At around this time, Mabin started expressing concern to both Karen and Dicke about the therapy. In her March 6 case-note entry, she wrote, "I asked Karen to explain behavior changes she sees in Dallas, as she reports therapy with Dr. Dicke is helping. She said he's calmer, more focused, allows himself to be held and listens better. I let Karen know that we are concerned about Dr. Dicke's methods -- that the therapy sounds very intense, that I worry about hearing that Dallas is constantly raging, that he took his clothes off, etc.
"I told her we do not do treatment two to three times a week and don't agree with really pushing kids to talk. She said she feels it really helps," Mabin continued. "I told her I just wanted her to know that we would not do treatment this way, but it is her choice."
Two days later, Dicke left Mabin a phone message informing her that he had all the evidence the department would need for a conviction and that he had just introduced dildos into the boy's therapy. Later that day, Mabin called him back and left a message "expressing concern that using a dildo to get an outcry is leading." She also reiterated her concern about the dildo in a phone call to Karen that same day, according to her March 8 entry.
On March 13, the ACDSS picked up the tapes, and a couple of days later, Mabin, Detective Rule, and Mabin's supervisor, Laurie Knight, watched the videos. According to social services documents, they determined that the leading and forceful questions Dicke and Karen had asked the boy would have made it impossible to prosecute the father, and they decided to ask Denver police whether Dicke's conduct could be criminally prosecuted.
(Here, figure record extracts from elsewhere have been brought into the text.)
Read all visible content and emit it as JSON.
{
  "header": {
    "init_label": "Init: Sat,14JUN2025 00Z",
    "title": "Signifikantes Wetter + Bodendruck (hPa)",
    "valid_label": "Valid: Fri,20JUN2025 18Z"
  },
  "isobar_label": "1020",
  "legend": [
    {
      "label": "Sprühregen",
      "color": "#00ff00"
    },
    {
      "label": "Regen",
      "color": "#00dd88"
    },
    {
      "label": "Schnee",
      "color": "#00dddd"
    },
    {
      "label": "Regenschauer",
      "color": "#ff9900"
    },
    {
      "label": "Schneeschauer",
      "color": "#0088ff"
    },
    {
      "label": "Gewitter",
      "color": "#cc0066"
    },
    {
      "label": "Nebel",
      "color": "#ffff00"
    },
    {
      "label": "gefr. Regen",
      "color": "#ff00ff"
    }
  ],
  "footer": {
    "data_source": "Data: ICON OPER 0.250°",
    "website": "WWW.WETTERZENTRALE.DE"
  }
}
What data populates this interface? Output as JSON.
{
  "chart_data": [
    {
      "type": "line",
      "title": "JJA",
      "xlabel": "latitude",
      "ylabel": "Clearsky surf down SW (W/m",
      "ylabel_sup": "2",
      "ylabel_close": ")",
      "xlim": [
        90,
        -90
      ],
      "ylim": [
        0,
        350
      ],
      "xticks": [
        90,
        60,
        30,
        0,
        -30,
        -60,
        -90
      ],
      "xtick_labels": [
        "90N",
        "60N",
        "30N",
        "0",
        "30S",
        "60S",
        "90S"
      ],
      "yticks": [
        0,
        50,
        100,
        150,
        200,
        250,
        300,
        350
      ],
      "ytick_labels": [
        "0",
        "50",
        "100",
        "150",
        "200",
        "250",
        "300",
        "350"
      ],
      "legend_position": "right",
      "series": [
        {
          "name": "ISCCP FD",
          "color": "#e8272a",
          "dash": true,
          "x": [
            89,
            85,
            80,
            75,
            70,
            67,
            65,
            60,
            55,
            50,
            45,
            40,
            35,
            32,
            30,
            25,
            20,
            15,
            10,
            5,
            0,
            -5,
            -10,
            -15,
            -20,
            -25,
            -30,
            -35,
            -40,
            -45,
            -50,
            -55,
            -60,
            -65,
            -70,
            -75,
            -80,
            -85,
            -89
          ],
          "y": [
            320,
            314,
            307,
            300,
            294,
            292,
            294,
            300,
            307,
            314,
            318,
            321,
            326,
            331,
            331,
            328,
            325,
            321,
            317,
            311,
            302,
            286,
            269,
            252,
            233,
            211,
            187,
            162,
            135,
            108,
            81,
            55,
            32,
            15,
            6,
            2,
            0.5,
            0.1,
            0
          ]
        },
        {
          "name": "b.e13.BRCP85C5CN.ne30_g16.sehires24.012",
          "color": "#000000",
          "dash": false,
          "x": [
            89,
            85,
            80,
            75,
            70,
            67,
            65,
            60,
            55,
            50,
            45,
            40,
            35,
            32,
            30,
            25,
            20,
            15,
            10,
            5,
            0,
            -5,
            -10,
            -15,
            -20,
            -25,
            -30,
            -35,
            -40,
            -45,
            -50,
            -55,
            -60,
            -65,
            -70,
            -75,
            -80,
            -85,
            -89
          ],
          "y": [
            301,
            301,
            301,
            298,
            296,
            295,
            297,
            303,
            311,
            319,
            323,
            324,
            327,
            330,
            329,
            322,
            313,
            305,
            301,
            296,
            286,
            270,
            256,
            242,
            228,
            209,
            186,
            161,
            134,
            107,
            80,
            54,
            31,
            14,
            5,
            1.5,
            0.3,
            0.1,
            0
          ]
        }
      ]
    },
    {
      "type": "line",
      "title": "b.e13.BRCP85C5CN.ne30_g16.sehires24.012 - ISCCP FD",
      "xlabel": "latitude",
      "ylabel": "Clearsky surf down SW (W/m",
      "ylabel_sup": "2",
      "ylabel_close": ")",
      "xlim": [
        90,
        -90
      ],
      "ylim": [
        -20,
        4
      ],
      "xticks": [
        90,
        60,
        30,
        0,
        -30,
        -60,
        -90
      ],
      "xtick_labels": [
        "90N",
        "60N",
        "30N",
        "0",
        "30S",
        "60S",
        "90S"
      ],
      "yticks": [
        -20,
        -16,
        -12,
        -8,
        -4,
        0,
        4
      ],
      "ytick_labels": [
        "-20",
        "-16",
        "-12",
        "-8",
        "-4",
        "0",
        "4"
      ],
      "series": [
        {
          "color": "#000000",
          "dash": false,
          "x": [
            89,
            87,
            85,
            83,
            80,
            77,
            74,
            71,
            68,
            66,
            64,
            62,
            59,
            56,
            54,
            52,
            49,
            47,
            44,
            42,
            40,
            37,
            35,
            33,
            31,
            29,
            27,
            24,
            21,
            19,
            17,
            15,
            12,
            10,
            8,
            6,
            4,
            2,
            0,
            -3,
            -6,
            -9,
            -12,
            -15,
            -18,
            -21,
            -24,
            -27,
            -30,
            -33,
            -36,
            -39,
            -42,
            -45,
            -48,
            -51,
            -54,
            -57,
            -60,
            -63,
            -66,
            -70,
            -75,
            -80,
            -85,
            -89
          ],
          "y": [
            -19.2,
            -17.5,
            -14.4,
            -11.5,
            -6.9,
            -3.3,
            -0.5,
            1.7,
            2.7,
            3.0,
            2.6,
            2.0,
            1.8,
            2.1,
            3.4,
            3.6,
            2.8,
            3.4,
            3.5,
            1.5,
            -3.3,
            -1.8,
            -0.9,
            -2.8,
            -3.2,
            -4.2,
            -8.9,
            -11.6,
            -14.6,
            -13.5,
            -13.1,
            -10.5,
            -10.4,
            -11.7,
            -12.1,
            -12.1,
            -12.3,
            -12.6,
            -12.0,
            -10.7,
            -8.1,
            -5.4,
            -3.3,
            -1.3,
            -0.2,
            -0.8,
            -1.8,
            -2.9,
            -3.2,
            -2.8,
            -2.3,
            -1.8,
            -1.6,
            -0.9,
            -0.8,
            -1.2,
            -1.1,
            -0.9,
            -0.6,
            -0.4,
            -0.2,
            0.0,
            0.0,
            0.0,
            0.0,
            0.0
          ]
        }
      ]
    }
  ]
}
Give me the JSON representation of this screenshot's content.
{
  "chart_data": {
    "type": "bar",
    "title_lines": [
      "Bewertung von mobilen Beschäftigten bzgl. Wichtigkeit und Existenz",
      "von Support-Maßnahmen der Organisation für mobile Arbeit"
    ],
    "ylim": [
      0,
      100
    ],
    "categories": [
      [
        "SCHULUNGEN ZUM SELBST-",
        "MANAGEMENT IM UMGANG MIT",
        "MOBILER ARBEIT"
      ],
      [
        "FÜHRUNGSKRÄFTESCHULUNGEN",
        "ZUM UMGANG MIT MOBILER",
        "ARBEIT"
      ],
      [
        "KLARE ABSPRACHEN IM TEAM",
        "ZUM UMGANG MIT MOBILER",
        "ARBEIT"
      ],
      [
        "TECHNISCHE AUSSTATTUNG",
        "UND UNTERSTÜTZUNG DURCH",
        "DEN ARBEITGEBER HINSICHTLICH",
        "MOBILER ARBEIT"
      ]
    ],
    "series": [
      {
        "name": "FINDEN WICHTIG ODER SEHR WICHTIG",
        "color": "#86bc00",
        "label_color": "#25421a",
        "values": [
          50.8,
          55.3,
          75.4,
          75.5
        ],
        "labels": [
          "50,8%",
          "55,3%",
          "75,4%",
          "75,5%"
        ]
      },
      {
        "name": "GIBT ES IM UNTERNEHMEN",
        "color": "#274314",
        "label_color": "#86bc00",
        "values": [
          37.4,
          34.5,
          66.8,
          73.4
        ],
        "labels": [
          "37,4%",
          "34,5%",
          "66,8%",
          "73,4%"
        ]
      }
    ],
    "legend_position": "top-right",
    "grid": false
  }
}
Immediately thereafter, Mabin called Karen and another Adams County mother whose child was seeing Dicke and told them to discontinue the sessions. In addition, Mabin informed Karen that the department would file a dependency-and-neglect petition against her. (Karen explains that the ACDSS had to do that in order to legally prevent her from seeing Dicke again.)
But when Karen heard that, she appeared to back down in her support of Dicke, according to case file documents. She "had expressed to me that she had been 'unsure' about whether there was 'too much talk about sex' and whether this was good for Dallas," Mabin wrote.
Karen explains now that she was terrified of losing her son. "They told me that if I took my son to see Dicke again, they'd remove him from me," she says. "Anytime a little kid is telling you horrific things, you're going to double question everything, but I trusted in the professionals. When I saw such drastic improvement in my son, all of my fears [about the therapy] subsided."
When Dicke learned that Karen was prohibited from seeing him again, he was furious. In a phone message he left with Mabin later that day, which the caseworker transcribed, he explained that he'd just gotten off the phone with Karen and the mother of "Jeremy," the other Adams County child he was treating (he had begun using dildos in the treatment of that boy after he felt it was working well for Dallas). "Both of them are absolutely appalled by what's happening, because this is the first time they've ever seen the chance to get their children better, and their children are getting better, and you and the department are thwarting that effort," Dicke told her. He went on to remind Mabin that she had been aware of his therapeutic methods all along. "You knew all those things, and now you're appalled by it? All I am is the messenger here, allowing this kid here to show how he's been raped repeatedly.... Your whole department needs some education on trauma and what it's really about, because frankly, when you were treating these kids, these kids were getting nowhere, Diana, and you need to own that, and you need to own your own problems with your own sexual issues around this."